Recently, Pope Benedict XVI spoke with a group of bishops from the U.S. telling them that at the heart of every culture is a consensus about the nature of reality and [the] moral good. In America, that consensus was grounded in a worldview shaped not only by faith but a commitment to certain ethical principles deriving from nature and nature's God. Today that consensus has eroded significantly in the face of powerful new cultural currents which are not only directly opposed to core moral teachings of the Judeo-Christian tradition, but increasingly hostile to Christianity as such. To the extent that some current cultural trends contain elements that would curtail the proclamation of these truths, they represent a threat not just to the Christian faith, but also to humanity itself, and to the deepest truth about our being and ultimate vocation: our relationship to God.

He said that the Church's defense of a moral reasoning based on the natural law is grounded on her conviction that this law is not a threat to our freedom, but rather a 'language' which enables us to understand ourselves and the truth of our being, and so to shape a more just and humane world. “She thus proposes her moral teaching as a message not of constraint but of liberation, and as the basis for building a secure future.” He explained that the Church's witness is “of its nature public: she seeks to convince by proposing rational arguments in the public square. The legitimate separation of Church and State cannot be taken to mean that the Church must be silent on certain issues, nor that the State may choose not to engage…. the voices of committed believers in determining the values which will shape the future of the nation." He also stated that it is "imperative that the entire Catholic community in the United States come to realize the grave threats to the Church's public moral witness presented by a radical secularism, which finds increasing expression in the political and cultural spheres. Of particular concern are certain attempts being made to limit that most cherished of American freedoms, the freedom of religion."

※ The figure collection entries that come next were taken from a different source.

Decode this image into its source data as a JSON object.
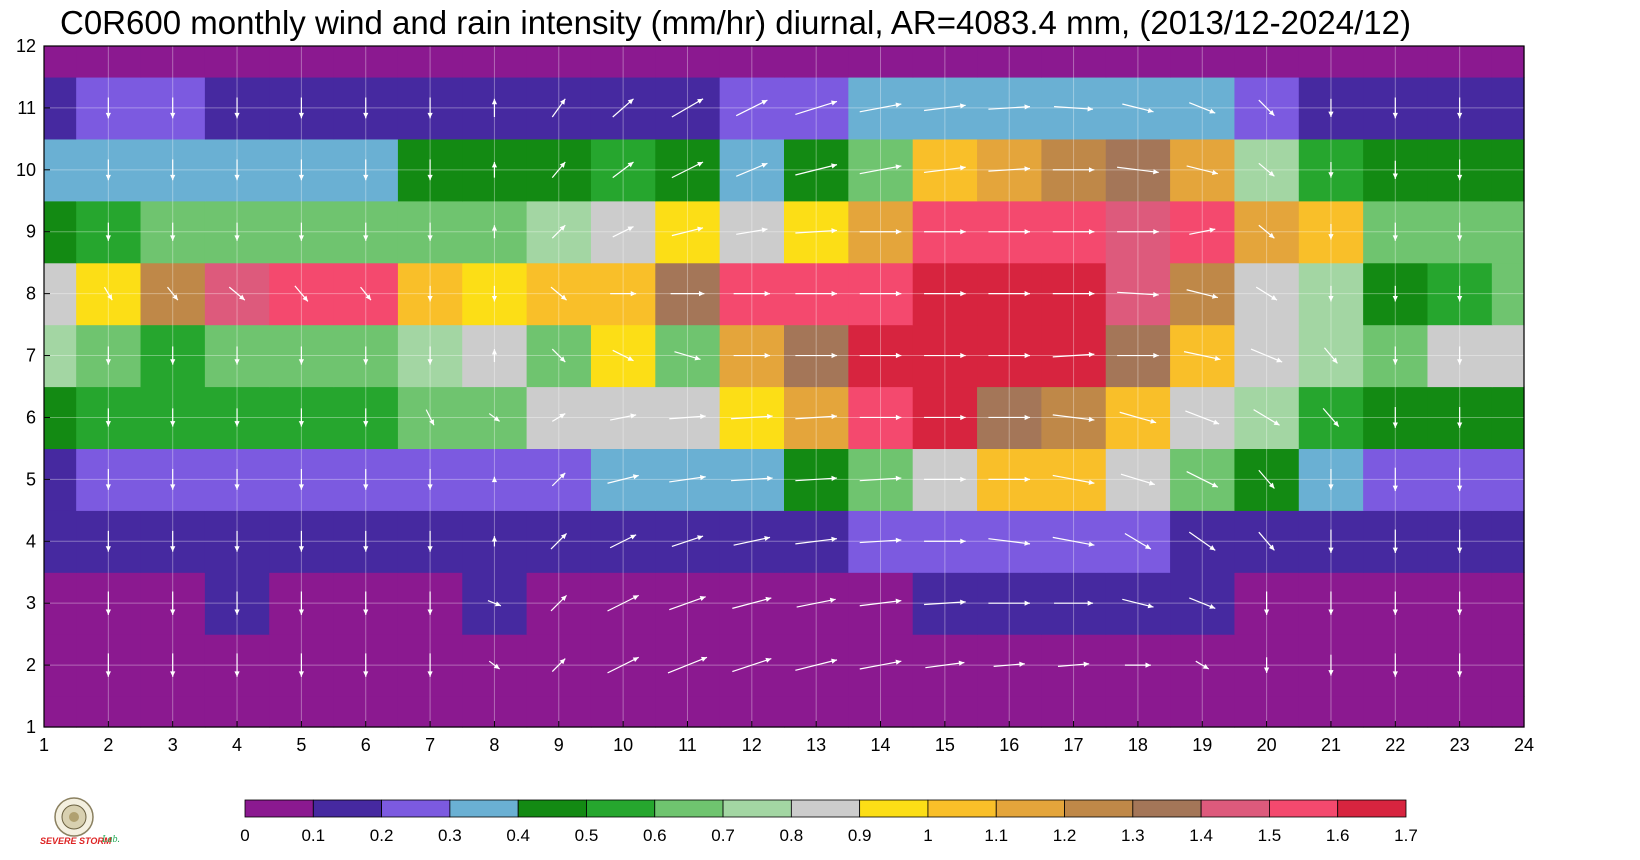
{
  "title": "C0R600 monthly wind and rain intensity (mm/hr) diurnal, AR=4083.4 mm, (2013/12-2024/12)",
  "chart_data": {
    "type": "heatmap",
    "x_ticks": [
      1,
      2,
      3,
      4,
      5,
      6,
      7,
      8,
      9,
      10,
      11,
      12,
      13,
      14,
      15,
      16,
      17,
      18,
      19,
      20,
      21,
      22,
      23,
      24
    ],
    "y_ticks": [
      1,
      2,
      3,
      4,
      5,
      6,
      7,
      8,
      9,
      10,
      11,
      12
    ],
    "xlim": [
      1,
      24
    ],
    "ylim": [
      1,
      12
    ],
    "grid": true,
    "colorbar": {
      "levels": [
        0,
        0.1,
        0.2,
        0.3,
        0.4,
        0.5,
        0.6,
        0.7,
        0.8,
        0.9,
        1,
        1.1,
        1.2,
        1.3,
        1.4,
        1.5,
        1.6,
        1.7
      ],
      "labels": [
        "0",
        "0.1",
        "0.2",
        "0.3",
        "0.4",
        "0.5",
        "0.6",
        "0.7",
        "0.8",
        "0.9",
        "1",
        "1.1",
        "1.2",
        "1.3",
        "1.4",
        "1.5",
        "1.6",
        "1.7"
      ],
      "colors": [
        "#8b1990",
        "#4629a0",
        "#7c5ae0",
        "#6ab0d3",
        "#138a13",
        "#26a62e",
        "#6fc46f",
        "#a3d6a3",
        "#cccccc",
        "#fcde16",
        "#f9bf29",
        "#e4a53b",
        "#bf8848",
        "#a47658",
        "#dd5a7c",
        "#f4496e",
        "#d7243f"
      ]
    },
    "z": [
      [
        0.05,
        0.05,
        0.05,
        0.05,
        0.05,
        0.05,
        0.05,
        0.05,
        0.05,
        0.05,
        0.05,
        0.05,
        0.05,
        0.08,
        0.05,
        0.05,
        0.05,
        0.05,
        0.05,
        0.05,
        0.05,
        0.05,
        0.05,
        0.05
      ],
      [
        0.05,
        0.05,
        0.05,
        0.05,
        0.05,
        0.05,
        0.05,
        0.05,
        0.05,
        0.05,
        0.05,
        0.05,
        0.05,
        0.05,
        0.05,
        0.05,
        0.05,
        0.05,
        0.05,
        0.05,
        0.05,
        0.05,
        0.05,
        0.05
      ],
      [
        0.05,
        0.05,
        0.08,
        0.15,
        0.05,
        0.05,
        0.05,
        0.1,
        0.05,
        0.05,
        0.05,
        0.05,
        0.05,
        0.05,
        0.15,
        0.15,
        0.1,
        0.15,
        0.12,
        0.08,
        0.05,
        0.05,
        0.05,
        0.05
      ],
      [
        0.12,
        0.15,
        0.15,
        0.15,
        0.15,
        0.15,
        0.12,
        0.12,
        0.12,
        0.15,
        0.18,
        0.18,
        0.15,
        0.2,
        0.25,
        0.25,
        0.25,
        0.2,
        0.18,
        0.15,
        0.12,
        0.12,
        0.12,
        0.12
      ],
      [
        0.18,
        0.2,
        0.2,
        0.25,
        0.25,
        0.25,
        0.25,
        0.28,
        0.28,
        0.3,
        0.35,
        0.38,
        0.45,
        0.6,
        0.85,
        1.0,
        1.0,
        0.8,
        0.6,
        0.42,
        0.3,
        0.25,
        0.22,
        0.2
      ],
      [
        0.45,
        0.52,
        0.5,
        0.58,
        0.55,
        0.5,
        0.6,
        0.6,
        0.8,
        0.88,
        0.85,
        0.9,
        1.1,
        1.5,
        1.65,
        1.35,
        1.25,
        1.0,
        0.85,
        0.7,
        0.55,
        0.42,
        0.4,
        0.42
      ],
      [
        0.75,
        0.62,
        0.55,
        0.65,
        0.65,
        0.65,
        0.7,
        0.8,
        0.65,
        0.9,
        0.65,
        1.1,
        1.3,
        1.6,
        1.7,
        1.7,
        1.6,
        1.3,
        1.05,
        0.8,
        0.7,
        0.65,
        0.8,
        0.8
      ],
      [
        0.8,
        0.95,
        1.2,
        1.4,
        1.5,
        1.5,
        1.0,
        0.95,
        1.0,
        1.05,
        1.3,
        1.55,
        1.55,
        1.55,
        1.6,
        1.6,
        1.6,
        1.4,
        1.25,
        0.85,
        0.7,
        0.45,
        0.55,
        0.65
      ],
      [
        0.48,
        0.55,
        0.6,
        0.65,
        0.65,
        0.65,
        0.62,
        0.62,
        0.75,
        0.85,
        0.9,
        0.85,
        0.95,
        1.1,
        1.5,
        1.55,
        1.5,
        1.45,
        1.55,
        1.1,
        1.0,
        0.65,
        0.62,
        0.6
      ],
      [
        0.32,
        0.35,
        0.38,
        0.3,
        0.3,
        0.32,
        0.42,
        0.45,
        0.48,
        0.5,
        0.45,
        0.35,
        0.48,
        0.6,
        1.0,
        1.1,
        1.2,
        1.35,
        1.15,
        0.75,
        0.55,
        0.42,
        0.42,
        0.45
      ],
      [
        0.15,
        0.2,
        0.22,
        0.15,
        0.15,
        0.15,
        0.15,
        0.15,
        0.15,
        0.18,
        0.18,
        0.2,
        0.25,
        0.35,
        0.38,
        0.38,
        0.38,
        0.38,
        0.3,
        0.22,
        0.18,
        0.15,
        0.15,
        0.15
      ],
      [
        0.05,
        0.08,
        0.05,
        0.05,
        0.05,
        0.05,
        0.05,
        0.05,
        0.05,
        0.05,
        0.05,
        0.05,
        0.05,
        0.05,
        0.05,
        0.05,
        0.05,
        0.05,
        0.05,
        0.05,
        0.05,
        0.05,
        0.05,
        0.05
      ]
    ],
    "wind_u": [
      [
        0,
        0,
        0,
        0,
        0,
        0,
        0,
        0,
        0.8,
        1.5,
        1.5,
        1.0,
        1.2,
        1.5,
        1.5,
        1.2,
        1.0,
        0,
        0,
        0,
        0,
        0,
        0,
        0
      ],
      [
        0,
        0,
        0,
        0,
        0,
        0,
        0,
        0.4,
        0.5,
        1.2,
        1.5,
        1.5,
        1.6,
        1.6,
        1.5,
        1.2,
        1.2,
        1.0,
        0.5,
        0,
        0,
        0,
        0,
        0
      ],
      [
        0,
        0,
        0,
        0,
        0,
        0,
        0,
        0.5,
        0.6,
        1.2,
        1.4,
        1.5,
        1.5,
        1.6,
        1.6,
        1.6,
        1.5,
        1.2,
        1.0,
        0,
        0,
        0,
        0,
        0
      ],
      [
        0,
        0,
        0,
        0,
        0,
        0,
        0,
        0,
        0.6,
        1.0,
        1.2,
        1.4,
        1.6,
        1.6,
        1.6,
        1.6,
        1.6,
        1.0,
        1.0,
        0.6,
        0,
        0,
        0,
        0
      ],
      [
        0,
        0,
        0,
        0,
        0,
        0,
        0,
        0,
        0.5,
        1.2,
        1.4,
        1.6,
        1.6,
        1.6,
        1.6,
        1.6,
        1.6,
        1.3,
        1.2,
        0.6,
        0,
        0,
        0,
        0
      ],
      [
        0,
        0,
        0,
        0,
        0,
        0,
        0.3,
        0.4,
        0.5,
        1.0,
        1.4,
        1.6,
        1.6,
        1.6,
        1.6,
        1.6,
        1.6,
        1.4,
        1.3,
        1.0,
        0.6,
        0,
        0,
        0
      ],
      [
        0,
        0,
        0,
        0,
        0,
        0,
        0,
        0,
        0.5,
        0.8,
        1.0,
        1.4,
        1.6,
        1.6,
        1.6,
        1.6,
        1.6,
        1.6,
        1.4,
        1.2,
        0.5,
        0,
        0,
        0
      ],
      [
        0,
        0.3,
        0.4,
        0.6,
        0.5,
        0.4,
        0,
        0,
        0.6,
        1.0,
        1.3,
        1.4,
        1.6,
        1.6,
        1.6,
        1.6,
        1.6,
        1.6,
        1.2,
        0.8,
        0,
        0,
        0,
        0
      ],
      [
        0,
        0,
        0,
        0,
        0,
        0,
        0,
        0,
        0.5,
        0.8,
        1.2,
        1.2,
        1.6,
        1.6,
        1.6,
        1.6,
        1.6,
        1.6,
        1.0,
        0.6,
        0,
        0,
        0,
        0
      ],
      [
        0,
        0,
        0,
        0,
        0,
        0,
        0,
        0,
        0.5,
        0.8,
        1.2,
        1.2,
        1.6,
        1.6,
        1.6,
        1.6,
        1.6,
        1.6,
        1.2,
        0.6,
        0,
        0,
        0,
        0
      ],
      [
        0,
        0,
        0,
        0,
        0,
        0,
        0,
        0,
        0.5,
        0.8,
        1.2,
        1.2,
        1.6,
        1.6,
        1.6,
        1.6,
        1.5,
        1.2,
        1.0,
        0.6,
        0,
        0,
        0,
        0
      ],
      [
        0,
        0,
        0,
        0,
        0,
        0,
        0,
        0,
        0,
        0,
        0,
        0,
        0,
        0,
        0,
        0,
        0,
        0,
        0,
        0,
        0,
        0,
        0,
        0
      ]
    ],
    "wind_v": [
      [
        -0.8,
        -0.8,
        -0.8,
        -0.8,
        -0.8,
        -0.8,
        -0.8,
        -0.8,
        0.4,
        0.5,
        0.5,
        0.4,
        0.5,
        0.3,
        0.3,
        0.1,
        0,
        0,
        0,
        0,
        0,
        0,
        0,
        0
      ],
      [
        -0.9,
        -0.9,
        -0.9,
        -0.9,
        -0.9,
        -0.9,
        -0.9,
        -0.3,
        0.5,
        0.6,
        0.6,
        0.5,
        0.4,
        0.3,
        0.2,
        0.1,
        0.1,
        0,
        -0.3,
        -0.6,
        -0.8,
        -0.9,
        -0.9,
        -0.9
      ],
      [
        -0.9,
        -0.9,
        -0.9,
        -0.9,
        -0.9,
        -0.9,
        -0.9,
        -0.2,
        0.6,
        0.6,
        0.5,
        0.4,
        0.3,
        0.2,
        0.1,
        0,
        0,
        -0.3,
        -0.4,
        -0.9,
        -0.9,
        -0.9,
        -0.9,
        -0.9
      ],
      [
        -0.8,
        -0.8,
        -0.8,
        -0.8,
        -0.8,
        -0.8,
        -0.8,
        0.4,
        0.6,
        0.5,
        0.4,
        0.3,
        0.2,
        0.1,
        0,
        -0.2,
        -0.3,
        -0.6,
        -0.7,
        -0.7,
        -0.9,
        -0.9,
        -0.9,
        -0.9
      ],
      [
        -0.8,
        -0.8,
        -0.8,
        -0.8,
        -0.8,
        -0.8,
        -0.8,
        0.2,
        0.5,
        0.3,
        0.2,
        0.1,
        0.1,
        0.1,
        0,
        0,
        -0.3,
        -0.4,
        -0.6,
        -0.7,
        -0.8,
        -0.9,
        -0.9,
        -0.9
      ],
      [
        -0.7,
        -0.7,
        -0.7,
        -0.7,
        -0.7,
        -0.7,
        -0.6,
        -0.3,
        0.3,
        0.2,
        0.1,
        0.1,
        0.1,
        0,
        0,
        0,
        -0.2,
        -0.4,
        -0.5,
        -0.6,
        -0.7,
        -0.8,
        -0.8,
        -0.8
      ],
      [
        -0.6,
        -0.7,
        -0.7,
        -0.7,
        -0.7,
        -0.7,
        -0.7,
        0.5,
        -0.5,
        -0.4,
        -0.3,
        0,
        0,
        0,
        0,
        0,
        0.1,
        0,
        -0.3,
        -0.5,
        -0.6,
        -0.7,
        -0.7,
        -0.7
      ],
      [
        -0.6,
        -0.5,
        -0.5,
        -0.5,
        -0.6,
        -0.5,
        -0.6,
        -0.6,
        -0.5,
        0,
        0,
        0,
        0,
        0,
        0,
        0,
        0,
        -0.1,
        -0.3,
        -0.5,
        -0.6,
        -0.6,
        -0.6,
        -0.6
      ],
      [
        -0.7,
        -0.7,
        -0.7,
        -0.7,
        -0.7,
        -0.7,
        -0.7,
        0.5,
        0.5,
        0.4,
        0.3,
        0.2,
        0.1,
        0,
        0,
        0,
        0,
        0,
        0.2,
        -0.5,
        -0.6,
        -0.7,
        -0.7,
        -0.7
      ],
      [
        -0.8,
        -0.8,
        -0.8,
        -0.8,
        -0.8,
        -0.8,
        -0.8,
        0.6,
        0.6,
        0.6,
        0.6,
        0.5,
        0.4,
        0.3,
        0.2,
        0.1,
        0,
        -0.2,
        -0.3,
        -0.5,
        -0.6,
        -0.7,
        -0.8,
        -0.8
      ],
      [
        -0.8,
        -0.8,
        -0.8,
        -0.8,
        -0.8,
        -0.8,
        -0.8,
        0.7,
        0.7,
        0.7,
        0.7,
        0.6,
        0.5,
        0.3,
        0.2,
        0.1,
        -0.1,
        -0.3,
        -0.4,
        -0.6,
        -0.7,
        -0.8,
        -0.8,
        -0.8
      ],
      [
        0,
        0,
        0,
        0,
        0,
        0,
        0,
        0,
        0,
        0,
        0,
        0,
        0,
        0,
        0,
        0,
        0,
        0,
        0,
        0,
        0,
        0,
        0,
        0
      ]
    ]
  },
  "logo": {
    "text_main": "SEVERE STORM",
    "text_lab": "Lab."
  }
}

The pope noted concerns about the right of conscientious objection on the part of Catholic individuals and institutions with regard to cooperation in intrinsically evil practices; and a tendency to reduce religious freedom to mere freedom of worship without guarantees of respect for freedom of conscience. "Here … we see the need for an engaged, articulate and well-formed Catholic laity endowed with a strong critical sense vis-àvis the dominant culture and with the courage to counter a... secularism which would delegitimize the Church's participation in public debate about the issues which are determining the future of American society. The preparation of committed lay leaders and the presentation of a convincing articulation of the Christian vision of man and society remain a primary task of the Church in your country; as essential components of the new evangelization, these concerns must shape the vision and goals of catechetical programs at every level."

Benedict XVI lauded the bishops' efforts “to maintain contacts with Catholics involved in political life and to help them understand their personal responsibility to offer public witness to their faith, especially with regard to the great moral issues of our time: respect for God's gift of life, the protection of human dignity and the promotion of authentic human rights." He stated that anyone who looks realistically at the issues he described will see "the genuine difficulties which the Church encounters at the present moment."